How persistent were they? Well according to one recording engineer, for one track they brought in seven different guitar players on seven different days waiting for the person who could play the song the way they heard it in their heads. Because no one aside from them could envision what it was they were aiming for, it was almost impossible to communicate what it was they wanted; in fact I suspect that they weren't sure themselves until they actually heard it played.
According to the same engineer above it became something of an exercise in tedium at times for him. He would show up knowing he'd be hearing the same guitar lines for yet another day and was really beginning to despise the song and Fagen and Becker to an extent. It wasn't until he heard the final results that he even understood what it was they had been trying to accomplish.
For the musicians involved it was also a matter of not really knowing what was going on except to try and play the parts they were given when they showed up in the studio for the day, or week. Sometimes Fagen and Becker would try entirely different combinations of musicians on the same song in their endless quest for finding the right sound. A guy could come to the studio one day and lay down tracks and find out latter that nothing he had done had been used and an entirely different group of players had ended up recording that cut.

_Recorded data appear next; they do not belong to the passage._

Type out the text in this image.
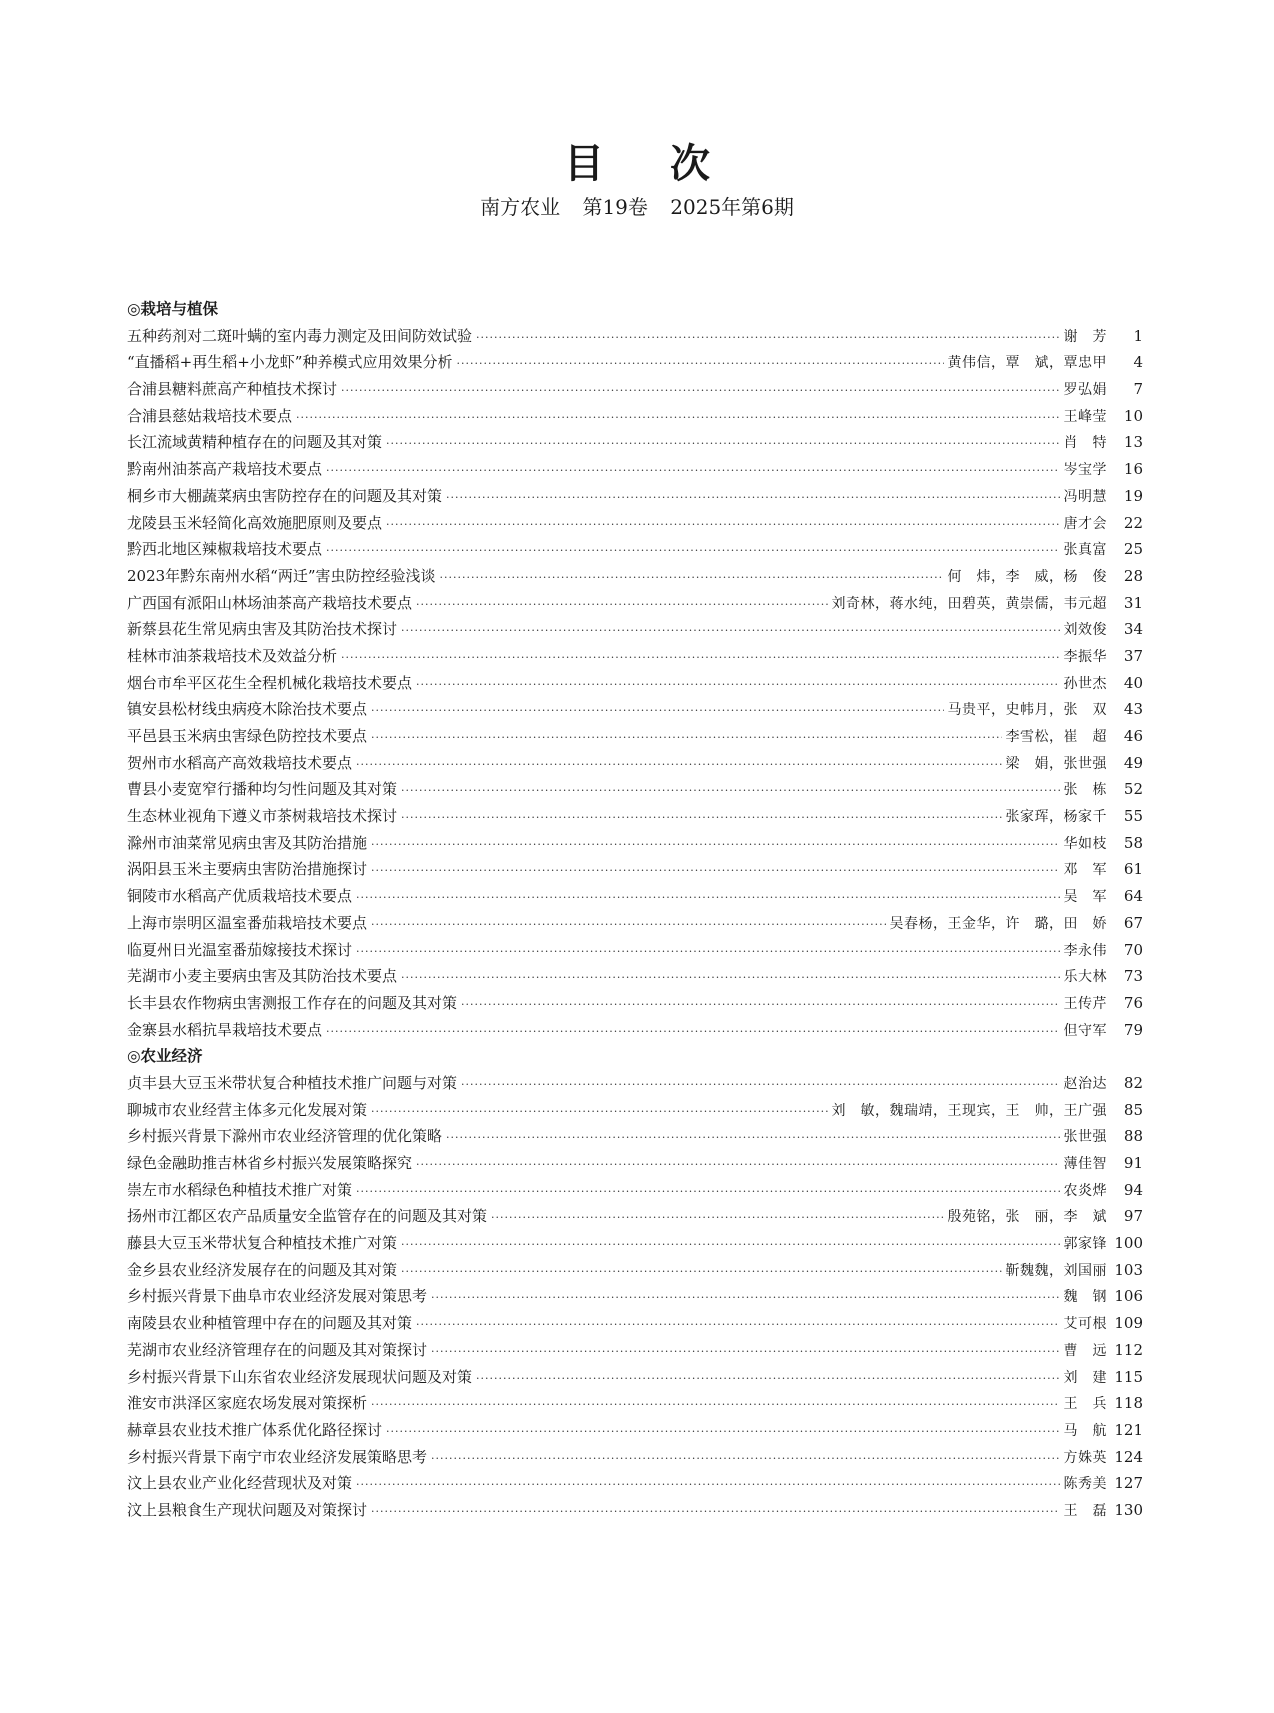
目 次
南方农业 第19卷 2025年第6期
◎栽培与植保
五种药剂对二斑叶螨的室内毒力测定及田间防效试验 ·····	谢　芳	1
“直播稻+再生稻+小龙虾”种养模式应用效果分析 ·····	黄伟信，覃　斌，覃忠甲	4
合浦县糖料蔗高产种植技术探讨 ·····	罗弘娟	7
合浦县慈姑栽培技术要点 ·····	王峰莹	10
长江流域黄精种植存在的问题及其对策 ·····	肖　特	13
黔南州油茶高产栽培技术要点 ·····	岑宝学	16
桐乡市大棚蔬菜病虫害防控存在的问题及其对策 ·····	冯明慧	19
龙陵县玉米轻简化高效施肥原则及要点 ·····	唐才会	22
黔西北地区辣椒栽培技术要点 ·····	张真富	25
2023年黔东南州水稻“两迁”害虫防控经验浅谈 ·····	何　炜，李　威，杨　俊	28
广西国有派阳山林场油茶高产栽培技术要点 ·····	刘奇林，蒋水纯，田碧英，黄崇儒，韦元超	31
新蔡县花生常见病虫害及其防治技术探讨 ·····	刘效俊	34
桂林市油茶栽培技术及效益分析 ·····	李振华	37
烟台市牟平区花生全程机械化栽培技术要点 ·····	孙世杰	40
镇安县松材线虫病疫木除治技术要点 ·····	马贵平，史帏月，张　双	43
平邑县玉米病虫害绿色防控技术要点 ·····	李雪松，崔　超	46
贺州市水稻高产高效栽培技术要点 ·····	梁　娟，张世强	49
曹县小麦宽窄行播种均匀性问题及其对策 ·····	张　栋	52
生态林业视角下遵义市茶树栽培技术探讨 ·····	张家珲，杨家千	55
滁州市油菜常见病虫害及其防治措施 ·····	华如枝	58
涡阳县玉米主要病虫害防治措施探讨 ·····	邓　军	61
铜陵市水稻高产优质栽培技术要点 ·····	吴　军	64
上海市崇明区温室番茄栽培技术要点 ·····	吴春杨，王金华，许　璐，田　娇	67
临夏州日光温室番茄嫁接技术探讨 ·····	李永伟	70
芜湖市小麦主要病虫害及其防治技术要点 ·····	乐大林	73
长丰县农作物病虫害测报工作存在的问题及其对策 ·····	王传芹	76
金寨县水稻抗旱栽培技术要点 ·····	但守军	79
◎农业经济
贞丰县大豆玉米带状复合种植技术推广问题与对策 ·····	赵治达	82
聊城市农业经营主体多元化发展对策 ·····	刘　敏，魏瑞靖，王现宾，王　帅，王广强	85
乡村振兴背景下滁州市农业经济管理的优化策略 ·····	张世强	88
绿色金融助推吉林省乡村振兴发展策略探究 ·····	薄佳智	91
崇左市水稻绿色种植技术推广对策 ·····	农炎烨	94
扬州市江都区农产品质量安全监管存在的问题及其对策 ·····	殷苑铭，张　丽，李　斌	97
藤县大豆玉米带状复合种植技术推广对策 ·····	郭家锋 100
金乡县农业经济发展存在的问题及其对策 ·····	靳魏魏，刘国丽 103
乡村振兴背景下曲阜市农业经济发展对策思考 ·····	魏　钢 106
南陵县农业种植管理中存在的问题及其对策 ·····	艾可根 109
芜湖市农业经济管理存在的问题及其对策探讨 ·····	曹　远 112
乡村振兴背景下山东省农业经济发展现状问题及对策 ·····	刘　建 115
淮安市洪泽区家庭农场发展对策探析 ·····	王　兵 118
赫章县农业技术推广体系优化路径探讨 ·····	马　航 121
乡村振兴背景下南宁市农业经济发展策略思考 ·····	方姝英 124
汶上县农业产业化经营现状及对策 ·····	陈秀美 127
汶上县粮食生产现状问题及对策探讨 ·····	王　磊 130
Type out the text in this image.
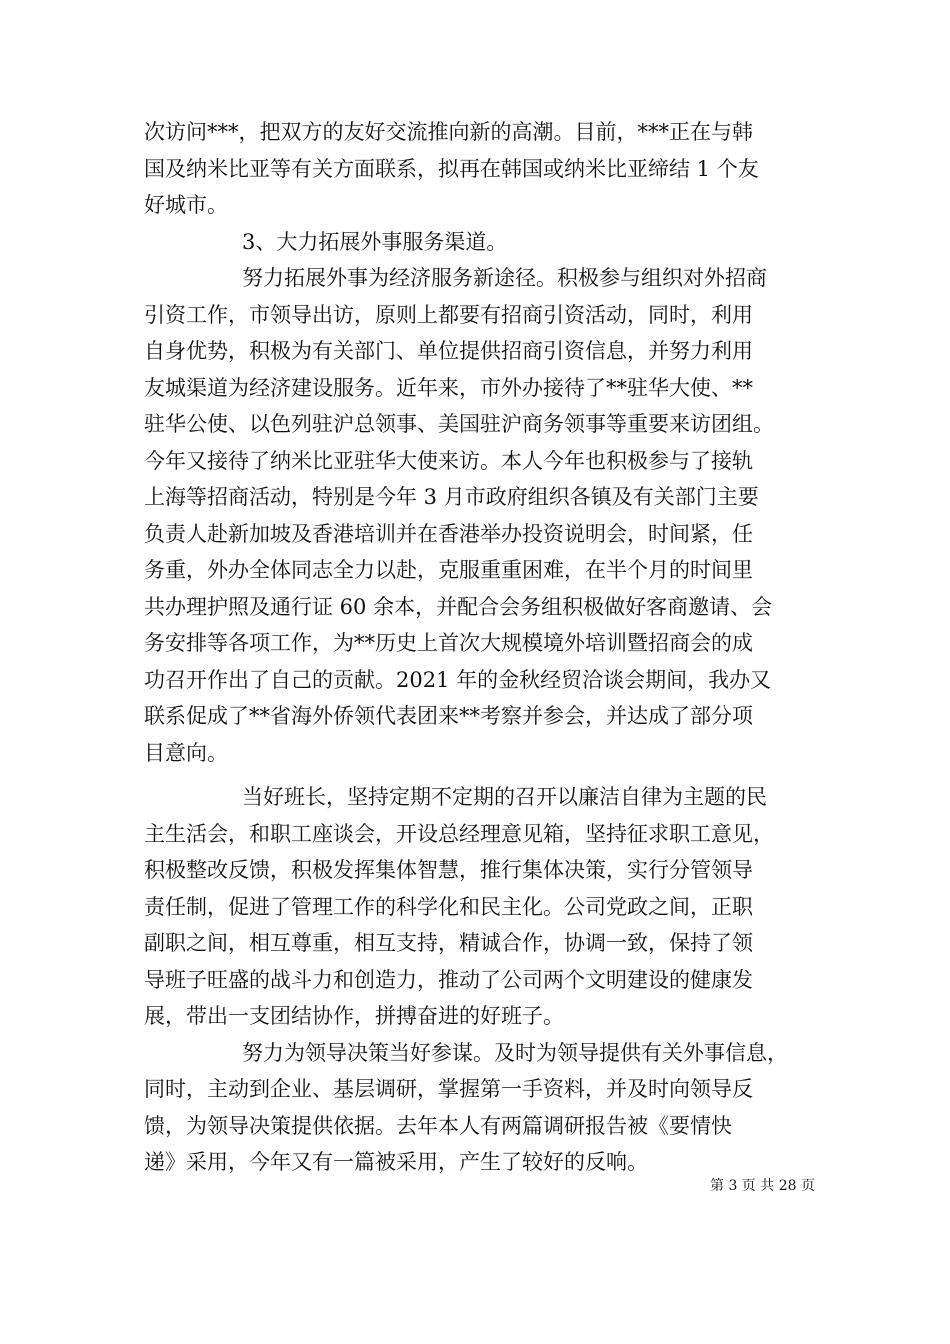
次访问***，把双方的友好交流推向新的高潮。目前，***正在与韩
国及纳米比亚等有关方面联系，拟再在韩国或纳米比亚缔结 1 个友
好城市。

3、大力拓展外事服务渠道。

努力拓展外事为经济服务新途径。积极参与组织对外招商
引资工作，市领导出访，原则上都要有招商引资活动，同时，利用
自身优势，积极为有关部门、单位提供招商引资信息，并努力利用
友城渠道为经济建设服务。近年来，市外办接待了**驻华大使、**
驻华公使、以色列驻沪总领事、美国驻沪商务领事等重要来访团组。
今年又接待了纳米比亚驻华大使来访。本人今年也积极参与了接轨
上海等招商活动，特别是今年 3 月市政府组织各镇及有关部门主要
负责人赴新加坡及香港培训并在香港举办投资说明会，时间紧，任
务重，外办全体同志全力以赴，克服重重困难，在半个月的时间里
共办理护照及通行证 60 余本，并配合会务组积极做好客商邀请、会
务安排等各项工作，为**历史上首次大规模境外培训暨招商会的成
功召开作出了自己的贡献。2021 年的金秋经贸洽谈会期间，我办又
联系促成了**省海外侨领代表团来**考察并参会，并达成了部分项
目意向。

当好班长，坚持定期不定期的召开以廉洁自律为主题的民
主生活会，和职工座谈会，开设总经理意见箱，坚持征求职工意见，
积极整改反馈，积极发挥集体智慧，推行集体决策，实行分管领导
责任制，促进了管理工作的科学化和民主化。公司党政之间，正职
副职之间，相互尊重，相互支持，精诚合作，协调一致，保持了领
导班子旺盛的战斗力和创造力，推动了公司两个文明建设的健康发
展，带出一支团结协作，拼搏奋进的好班子。

努力为领导决策当好参谋。及时为领导提供有关外事信息，
同时，主动到企业、基层调研，掌握第一手资料，并及时向领导反
馈，为领导决策提供依据。去年本人有两篇调研报告被《要情快
递》采用，今年又有一篇被采用，产生了较好的反响。

第 3 页 共 28 页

Eventually Fagen and Becker realized they were going to need people who were adept at playing a multitude of styles and the musicians they settled on were guys who had played more popularized versions of jazz with people like Frank Sinatra and other singers of standards and the carefully arranged music of an earlier era. These were guys who were used to coaxing nuances of sound out of a bar of music in a way that rock and roll musicians never worried about.
After taking us through a track-by-track breakdown of songs like "Aja", "Black Cow", "Peg" and others, the directors gathered the session players they had been interviewing along with Fagen and Becker and had them perform instrumental versions of "Peg" and another song they had talked about "Josie". Listening to them without the familiar sounding vocal tracks one associates with Steely Dan the songs take on a life that I had not previously noticed before.
They sounded like the jazz-fusion music that I would have normally associated with bands like Weather Report, or perhaps the more jazz influenced songs of a group like Traffic. Thinking back to the work that Fagen and Becker demanded of their musicians and themselves, one could easily hear the results shining through in these instrumental versions.
While this documentary clearly shows that Fagen and Becker were driven and perfectionist in a way that perhaps rock musicians weren't used to, they were also correct to be as demanding as they were. The Classic Album Series is of interest to anyone who has ever wondered how their favourite albums came into existence. Classic Albums – Aja is no exception; a first rate documentary from a first rate series.